The problem is that the United States is not spending its education
dollars effectively. At every point along the education track, from
preschool to college, resources are skewed to wealthier students.
6 comments:
Personally, I think we are in a very bizarre situation.
These tablet computers that are now selling for less than $200 can do things that the best teachers could not 50 years ago no matter how rich the parents were.
But if these devices were properly implemented throughout society how many brainy kids with poor parents would blow away not so brainy kids with wealthy parents? Does this society need new strategies to make sure the lower classes stay down?
After looking through a the Sci-Fi works of Project Gutenberg and many non-SF works I have to wonder why this country did not have a National Recommended Reading List decades ago. But does any nation in the world have one? We live in a world based on the spread of mostly bad information. Looking back I have no doubt that reading science fiction by people like Clarke, Asimov and Heinlein affected the way I look at reality. And they were not your average White men.

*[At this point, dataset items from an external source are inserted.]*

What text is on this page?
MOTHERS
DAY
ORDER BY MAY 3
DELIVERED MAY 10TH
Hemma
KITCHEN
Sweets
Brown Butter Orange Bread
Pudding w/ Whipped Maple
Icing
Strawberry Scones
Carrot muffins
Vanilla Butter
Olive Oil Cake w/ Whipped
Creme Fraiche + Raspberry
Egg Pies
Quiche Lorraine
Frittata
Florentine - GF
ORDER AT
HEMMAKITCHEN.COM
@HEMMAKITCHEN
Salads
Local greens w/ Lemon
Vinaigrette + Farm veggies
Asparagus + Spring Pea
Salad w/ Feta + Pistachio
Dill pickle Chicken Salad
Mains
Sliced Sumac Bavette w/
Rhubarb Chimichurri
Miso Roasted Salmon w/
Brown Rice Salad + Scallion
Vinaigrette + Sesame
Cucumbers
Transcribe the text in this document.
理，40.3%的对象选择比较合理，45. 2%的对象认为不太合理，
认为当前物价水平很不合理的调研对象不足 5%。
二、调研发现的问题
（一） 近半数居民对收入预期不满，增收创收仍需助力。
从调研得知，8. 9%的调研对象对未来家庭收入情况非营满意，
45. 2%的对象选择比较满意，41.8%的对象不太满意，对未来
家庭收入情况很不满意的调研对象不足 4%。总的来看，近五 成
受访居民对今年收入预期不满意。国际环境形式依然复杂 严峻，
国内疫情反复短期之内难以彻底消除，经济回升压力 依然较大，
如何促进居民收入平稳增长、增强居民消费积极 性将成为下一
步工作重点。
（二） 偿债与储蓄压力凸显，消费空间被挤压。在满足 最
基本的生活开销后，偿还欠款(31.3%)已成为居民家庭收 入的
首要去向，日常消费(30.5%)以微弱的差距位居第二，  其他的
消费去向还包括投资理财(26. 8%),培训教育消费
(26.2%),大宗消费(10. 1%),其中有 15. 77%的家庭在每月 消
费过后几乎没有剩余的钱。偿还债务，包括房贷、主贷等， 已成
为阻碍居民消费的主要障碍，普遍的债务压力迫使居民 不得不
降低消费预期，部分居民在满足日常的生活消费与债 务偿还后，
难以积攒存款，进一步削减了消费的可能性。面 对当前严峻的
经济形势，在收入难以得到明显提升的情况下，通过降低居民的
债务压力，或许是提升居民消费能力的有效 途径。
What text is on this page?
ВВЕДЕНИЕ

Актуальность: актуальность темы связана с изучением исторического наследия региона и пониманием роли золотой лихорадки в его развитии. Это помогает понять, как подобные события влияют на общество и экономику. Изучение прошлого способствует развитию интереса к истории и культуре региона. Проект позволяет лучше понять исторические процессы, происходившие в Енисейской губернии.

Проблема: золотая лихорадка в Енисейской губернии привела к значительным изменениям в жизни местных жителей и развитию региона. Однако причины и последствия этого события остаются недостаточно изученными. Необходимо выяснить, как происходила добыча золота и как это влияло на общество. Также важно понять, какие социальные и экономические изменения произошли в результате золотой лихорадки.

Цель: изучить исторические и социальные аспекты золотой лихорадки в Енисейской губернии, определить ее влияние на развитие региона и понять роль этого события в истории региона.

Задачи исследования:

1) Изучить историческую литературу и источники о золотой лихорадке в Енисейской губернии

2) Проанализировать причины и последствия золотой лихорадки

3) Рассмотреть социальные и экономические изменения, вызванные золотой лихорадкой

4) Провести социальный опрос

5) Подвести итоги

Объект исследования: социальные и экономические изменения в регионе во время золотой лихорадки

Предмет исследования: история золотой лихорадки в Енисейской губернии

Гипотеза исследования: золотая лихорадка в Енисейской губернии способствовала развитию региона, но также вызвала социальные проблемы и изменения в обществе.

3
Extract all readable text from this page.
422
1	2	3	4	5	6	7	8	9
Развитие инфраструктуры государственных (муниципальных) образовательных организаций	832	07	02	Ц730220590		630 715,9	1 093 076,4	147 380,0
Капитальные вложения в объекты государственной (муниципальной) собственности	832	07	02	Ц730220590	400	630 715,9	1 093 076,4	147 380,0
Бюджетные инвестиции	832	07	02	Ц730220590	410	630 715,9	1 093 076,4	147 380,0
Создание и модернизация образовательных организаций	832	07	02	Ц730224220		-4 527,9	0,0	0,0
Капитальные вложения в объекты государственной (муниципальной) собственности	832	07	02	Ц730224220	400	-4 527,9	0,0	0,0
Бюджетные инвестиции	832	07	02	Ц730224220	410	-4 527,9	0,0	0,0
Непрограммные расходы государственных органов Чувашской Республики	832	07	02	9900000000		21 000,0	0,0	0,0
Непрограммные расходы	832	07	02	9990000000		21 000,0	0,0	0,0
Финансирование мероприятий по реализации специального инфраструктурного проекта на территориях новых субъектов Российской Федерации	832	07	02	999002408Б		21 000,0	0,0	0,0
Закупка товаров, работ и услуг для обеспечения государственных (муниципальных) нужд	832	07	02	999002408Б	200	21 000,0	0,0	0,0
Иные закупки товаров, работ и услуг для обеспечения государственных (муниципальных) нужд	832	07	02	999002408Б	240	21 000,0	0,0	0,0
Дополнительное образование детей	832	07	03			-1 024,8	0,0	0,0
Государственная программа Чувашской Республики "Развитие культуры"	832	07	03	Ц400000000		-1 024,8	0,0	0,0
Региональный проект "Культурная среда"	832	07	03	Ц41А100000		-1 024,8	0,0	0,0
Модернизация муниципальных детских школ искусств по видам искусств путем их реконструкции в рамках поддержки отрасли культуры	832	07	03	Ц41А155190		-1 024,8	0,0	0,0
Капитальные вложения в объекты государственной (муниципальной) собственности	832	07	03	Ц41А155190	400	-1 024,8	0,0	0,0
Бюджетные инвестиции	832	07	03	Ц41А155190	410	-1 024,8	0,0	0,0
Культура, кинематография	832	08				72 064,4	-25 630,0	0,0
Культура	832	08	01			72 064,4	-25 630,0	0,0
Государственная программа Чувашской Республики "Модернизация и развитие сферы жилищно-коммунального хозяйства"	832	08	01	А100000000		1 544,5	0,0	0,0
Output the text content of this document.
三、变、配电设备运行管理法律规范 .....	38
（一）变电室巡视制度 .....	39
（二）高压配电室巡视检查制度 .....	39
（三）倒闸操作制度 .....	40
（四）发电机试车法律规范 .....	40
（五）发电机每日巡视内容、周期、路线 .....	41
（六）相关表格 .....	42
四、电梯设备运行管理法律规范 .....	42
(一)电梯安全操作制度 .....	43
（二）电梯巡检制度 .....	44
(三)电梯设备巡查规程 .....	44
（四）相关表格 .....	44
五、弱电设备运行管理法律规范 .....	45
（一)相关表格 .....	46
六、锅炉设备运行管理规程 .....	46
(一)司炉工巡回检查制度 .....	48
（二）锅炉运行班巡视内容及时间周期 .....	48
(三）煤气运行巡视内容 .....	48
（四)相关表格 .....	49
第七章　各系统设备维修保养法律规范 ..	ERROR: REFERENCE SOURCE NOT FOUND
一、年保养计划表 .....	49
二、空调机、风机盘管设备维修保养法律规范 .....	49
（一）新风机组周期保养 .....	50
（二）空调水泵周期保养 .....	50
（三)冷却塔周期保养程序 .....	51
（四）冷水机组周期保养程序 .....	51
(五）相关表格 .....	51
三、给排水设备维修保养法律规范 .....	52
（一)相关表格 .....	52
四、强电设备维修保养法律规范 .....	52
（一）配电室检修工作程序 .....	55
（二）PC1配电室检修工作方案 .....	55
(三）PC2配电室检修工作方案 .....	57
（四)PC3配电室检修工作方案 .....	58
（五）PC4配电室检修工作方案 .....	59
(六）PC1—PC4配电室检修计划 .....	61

When do Black Americans discuss what education is without using NORMAL palefaces as a standard reference?
Should we create a Black Pan-African Reading List? And include technology!
Black Man's Burden (1961) by Mack Reynolds
http://sfgospel.typepad.com/sf_gospel/2008/08/mack-reynolds-on-africa-islam-utopia-and-progress.html
http://www.feedbooks.com/book/4826/black-man-s-burden
The Montessori Method, (1912) by Maria Montessori
http://www.gutenberg.org/files/39863/39863-h/39863-h.htm
http://www.archive.org/download/montessori_method_0906_librivox/montessori_method_0906_librivox_64kb_mp3.zip
http://www.archive.org/download/montessorihandbook_pc_librivox/montessorihandbook_pc_librivox_64kb_mp3.zip
And that is 100 years old.
lol, Bro. Umbra, when you gonna stop making prescriptions and instead start making it happen?
Put together the reading list (links to the content would be superb) and I will guarantee you that it gets pushed out into the locality where I hold a little sway.
Everything else is merely conversation....,
http://www.netbookation.com/
Kewl!!! I'll get on this. Ironic aside, the largest text book publisher in the world made us a weebly demo site.
I ran into problems because it looked like it would not hold entire works as I added more, but I am not sure that was the problem.
While I'm professionally agnostic, I'm personally biased in favor of the samsung ativ smartpc devices, check'em out, and a fully accessorized thinkpad2 by lenovo is a thing of beauty in its litttle bento box aesthetic.